Elizabeth tenía razón, el Instituto nos mantenía en una isla que estaba ubicada en alguna parte del mundo y unas horribles bestias estaban más que dispuestas, a destrozarnos a todos y tal vez, la única razón fuera que el Instituto les había robado el lugar para construir el edificio. De todas formas fuese cual fuese la verdadera razón, tarde o temprano la descubriríamos.
Observé los restos de la bestia blanca que estaba a un lado: sus oscuros ojos estaban callados como si el universo entero se hubiera apagado, sus afilados dientes ya no morderían a nadie y sus largas garras ya no desgarrarían más la carne, su pelaje blanco casi bonito ya no sería visto nunca más. Cuando largó su último suspiro, yo había cerrado los ojos porque había matado por primera vez, y privarle la vida a alguien sea quien sea, era como negarse a ver la realidad. Tanto la culpa como la muerte latían en mi mente como si fuesen un propio corazón, lo que causó que un grito brotara de mi garganta. Surgió sin darme cuenta, pero sirvió para desahogarme por un momento.

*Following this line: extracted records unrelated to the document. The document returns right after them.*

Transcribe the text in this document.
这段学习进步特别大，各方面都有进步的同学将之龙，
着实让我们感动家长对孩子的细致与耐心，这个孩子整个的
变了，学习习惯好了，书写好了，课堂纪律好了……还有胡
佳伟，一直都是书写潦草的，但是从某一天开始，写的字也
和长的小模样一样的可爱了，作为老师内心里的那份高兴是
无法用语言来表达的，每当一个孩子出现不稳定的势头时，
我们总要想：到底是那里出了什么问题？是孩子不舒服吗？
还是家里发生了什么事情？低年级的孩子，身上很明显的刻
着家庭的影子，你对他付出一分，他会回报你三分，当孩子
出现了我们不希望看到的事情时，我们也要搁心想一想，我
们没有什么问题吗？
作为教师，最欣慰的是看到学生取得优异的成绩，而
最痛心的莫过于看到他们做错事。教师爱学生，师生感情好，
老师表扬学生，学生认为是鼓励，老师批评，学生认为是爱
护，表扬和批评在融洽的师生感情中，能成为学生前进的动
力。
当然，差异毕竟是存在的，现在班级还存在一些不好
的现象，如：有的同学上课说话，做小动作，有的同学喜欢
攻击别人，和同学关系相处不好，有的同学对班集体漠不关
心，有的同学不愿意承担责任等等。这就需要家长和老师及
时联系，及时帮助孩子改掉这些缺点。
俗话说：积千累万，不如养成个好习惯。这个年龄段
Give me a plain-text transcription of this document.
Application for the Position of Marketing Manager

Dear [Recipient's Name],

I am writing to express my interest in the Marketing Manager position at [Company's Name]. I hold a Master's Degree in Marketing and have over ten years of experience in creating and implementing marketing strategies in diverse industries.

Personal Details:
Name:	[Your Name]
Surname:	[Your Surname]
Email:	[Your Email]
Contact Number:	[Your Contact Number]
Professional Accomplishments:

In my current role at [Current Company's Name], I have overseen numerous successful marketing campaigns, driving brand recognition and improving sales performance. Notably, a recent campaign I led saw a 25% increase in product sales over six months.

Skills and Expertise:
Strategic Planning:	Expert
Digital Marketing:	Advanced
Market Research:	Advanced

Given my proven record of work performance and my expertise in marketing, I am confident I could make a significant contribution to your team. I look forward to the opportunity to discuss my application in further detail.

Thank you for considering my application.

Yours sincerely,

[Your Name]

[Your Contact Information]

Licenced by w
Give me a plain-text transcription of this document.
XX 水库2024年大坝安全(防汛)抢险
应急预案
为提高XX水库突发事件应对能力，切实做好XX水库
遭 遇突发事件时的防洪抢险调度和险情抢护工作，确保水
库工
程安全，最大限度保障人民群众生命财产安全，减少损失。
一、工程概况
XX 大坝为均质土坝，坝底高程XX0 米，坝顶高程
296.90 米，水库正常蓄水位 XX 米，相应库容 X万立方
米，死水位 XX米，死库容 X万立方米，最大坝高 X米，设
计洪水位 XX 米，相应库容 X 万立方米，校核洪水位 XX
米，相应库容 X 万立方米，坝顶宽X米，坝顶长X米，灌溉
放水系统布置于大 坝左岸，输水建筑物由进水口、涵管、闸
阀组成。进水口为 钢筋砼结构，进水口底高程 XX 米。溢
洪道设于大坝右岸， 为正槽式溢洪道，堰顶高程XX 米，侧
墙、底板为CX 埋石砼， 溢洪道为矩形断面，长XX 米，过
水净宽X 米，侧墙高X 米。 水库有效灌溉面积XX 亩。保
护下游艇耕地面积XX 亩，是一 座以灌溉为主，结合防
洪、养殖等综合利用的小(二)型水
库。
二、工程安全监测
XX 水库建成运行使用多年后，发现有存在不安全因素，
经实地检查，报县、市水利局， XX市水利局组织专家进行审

Cundo volví al Instituto, la noche estaba tan callada que podía oír mis pasos por las baldosas. Mi corazón latía con fuerza y mi respiración se hacía cada vez más rápida. Me recosté contra la pared y dejé que mi cuerpo se resbalara hasta el piso.
En mi cabeza no podía dejar de repetirme que había matado, mis manos estaban manchadas de sangre aunque no podía verlas, sabía que estaban allí y que no las podría borrar jamás, y que cuando los demás me vieran sabrían que era culpable de robarle la vida a alguien más.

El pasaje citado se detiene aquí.